I am working on html parser, it uses Python multiprocessing Pool, because it runs through huge number of pages. The output from every page is saved to a separate CSV file. The problem is sometimes I get unexpected error and whole program crashes and I have errors handling almost everywhere - reading pages, parsing pages, even writing files. Moreover it looks like the script crashes after it finishes writing a batch of files, so it shouldn't be anything to crush on. Thus after whole day of debugging I am left clueless.
Error:
multiprocessing.pool.RemoteTraceback:
"""
Traceback (most recent call last):
File "D:\Programy\Python36-32\lib\multiprocessing\pool.py", line 119, in worker
result = (True, func(*args, **kwds))
File "D:\Programy\Python36-32\lib\multiprocessing\pool.py", line 44, in mapstar
return list(map(*args))
File "D:\ppp\Python\parser\run.py", line 244, in media_process
save_media_product(DIRECTORY, category, media_data)

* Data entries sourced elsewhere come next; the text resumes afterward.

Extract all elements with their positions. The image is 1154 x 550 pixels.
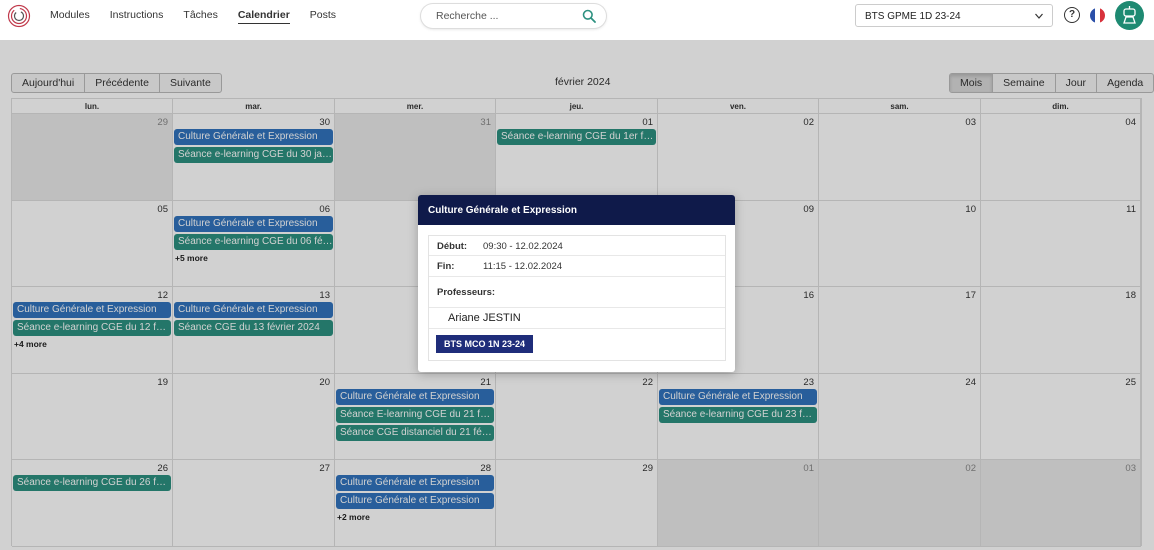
event-details-modal: Culture Générale et Expression Début: 09… — [418, 195, 735, 372]
top-navigation-bar: Modules Instructions Tâches Calendrier P… — [0, 0, 1154, 33]
class-select[interactable]: BTS GPME 1D 23-24 — [855, 4, 1053, 27]
french-flag-icon[interactable] — [1090, 8, 1105, 23]
search-box — [421, 4, 606, 28]
end-label: Fin: — [437, 261, 455, 272]
teacher-name: Ariane JESTIN — [448, 312, 521, 324]
teacher-row: Ariane JESTIN — [429, 308, 725, 329]
nav-modules[interactable]: Modules — [50, 9, 90, 24]
nav-calendrier[interactable]: Calendrier — [237, 9, 290, 24]
nav-taches[interactable]: Tâches — [183, 9, 217, 24]
start-label: Début: — [437, 241, 468, 252]
class-select-value: BTS GPME 1D 23-24 — [865, 11, 961, 22]
teachers-label: Professeurs: — [437, 287, 496, 298]
teachers-header-row: Professeurs: — [429, 277, 725, 308]
app-logo-icon[interactable] — [7, 4, 31, 28]
help-icon[interactable]: ? — [1064, 7, 1080, 23]
chevron-down-icon — [1035, 13, 1043, 19]
event-details: Début: 09:30 - 12.02.2024 Fin: 11:15 - 1… — [428, 235, 726, 361]
search-input[interactable] — [436, 10, 576, 22]
modal-title: Culture Générale et Expression — [418, 195, 735, 225]
nav-instructions[interactable]: Instructions — [110, 9, 164, 24]
search-icon[interactable] — [582, 9, 596, 23]
main-nav: Modules Instructions Tâches Calendrier P… — [50, 9, 356, 24]
nav-posts[interactable]: Posts — [310, 9, 336, 24]
start-value: 09:30 - 12.02.2024 — [483, 241, 563, 252]
robot-avatar-icon — [1123, 6, 1136, 24]
end-row: Fin: 11:15 - 12.02.2024 — [429, 256, 725, 277]
end-value: 11:15 - 12.02.2024 — [483, 261, 563, 272]
user-avatar[interactable] — [1115, 1, 1144, 30]
start-row: Début: 09:30 - 12.02.2024 — [429, 236, 725, 256]
class-badge[interactable]: BTS MCO 1N 23-24 — [436, 335, 534, 353]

File "D:\ppp\Python\parser\manage_output.py", line 180, in save_media_product
_file_manager(target_file, temp, temp2)
File "D:\ppp\Python\store_parser\manage_output.py", line 214, in _file_manager
file_to_write.close()
UnboundLocalError: local variable 'file_to_write' referenced before assignment
"""
The above exception was the direct cause of the following exception:
Traceback (most recent call last):
File "D:\ppp\Python\store_parser\run.py", line 356, in <module>
main()
File "D:\Rzeczy Mariusza\Python\store_parser\run.py", line 318, in main
process.map(media_process, batch)
File "D:\Programy\Python36-32\lib\multiprocessing\pool.py", line 266, in map
return self._map_async(func, iterable, mapstar, chunksize).get()

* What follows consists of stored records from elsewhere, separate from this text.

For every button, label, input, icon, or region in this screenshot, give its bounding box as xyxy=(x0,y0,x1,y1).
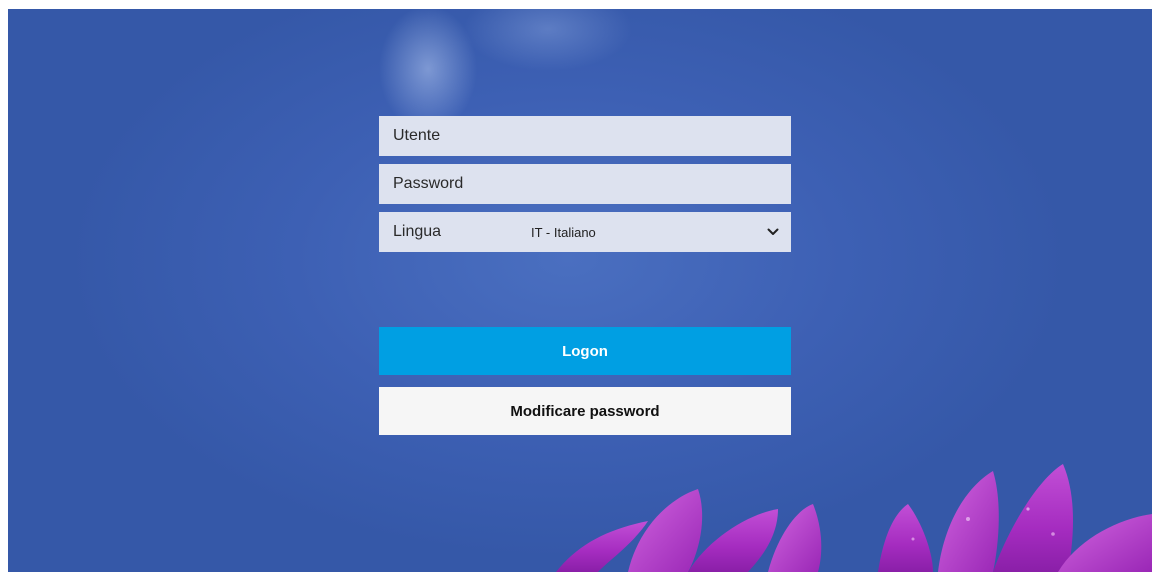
logon-button[interactable]: Logon xyxy=(379,327,791,375)
login-screen: Lingua IT - Italiano Logon Modificare pa… xyxy=(8,9,1152,572)
user-input[interactable] xyxy=(393,116,791,156)
form-spacer xyxy=(379,260,791,327)
change-password-button[interactable]: Modificare password xyxy=(379,387,791,435)
password-input[interactable] xyxy=(393,164,791,204)
password-field[interactable] xyxy=(379,164,791,204)
language-label: Lingua xyxy=(393,223,442,240)
language-select[interactable]: Lingua IT - Italiano xyxy=(379,212,791,252)
login-form: Lingua IT - Italiano Logon Modificare pa… xyxy=(379,116,791,435)
language-selected-value: IT - Italiano xyxy=(531,224,596,240)
user-field[interactable] xyxy=(379,116,791,156)
chevron-down-icon[interactable] xyxy=(755,212,791,252)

File "D:\Programy\Python36-32\lib\multiprocessing\pool.py", line 644, in get
raise self._value
UnboundLocalError: local variable 'file_to_write' referenced before assignment
It look like, there is an error with variable assignment, but it is not:
try:
file_to_write = open(target_file, 'w')
except OSError:
message = 'OSError while writing file name - {}'.format(target_file)
log_error(message)
except UnboundLocalError:
message = 'UnboundLocalError while writing file name - {}'.format(target_file)
log_error(message)
except Exception as e:
message = 'Total failure "{}" while writing file name - {}'.format(e, target_file)
log_error(message)
else:
file_to_write.write(temp)
file_to_write.write(temp2)
finally:
file_to_write.close()
Line - except Exception as e:
, does not help with anything, the whole thing still crashes. So far i have excluded only Out Of Memory scenario, because this script is designed to be handled on low spec VPS, but in testing stage I run it in environment with 8 GB of ram. So if You have any theories please share.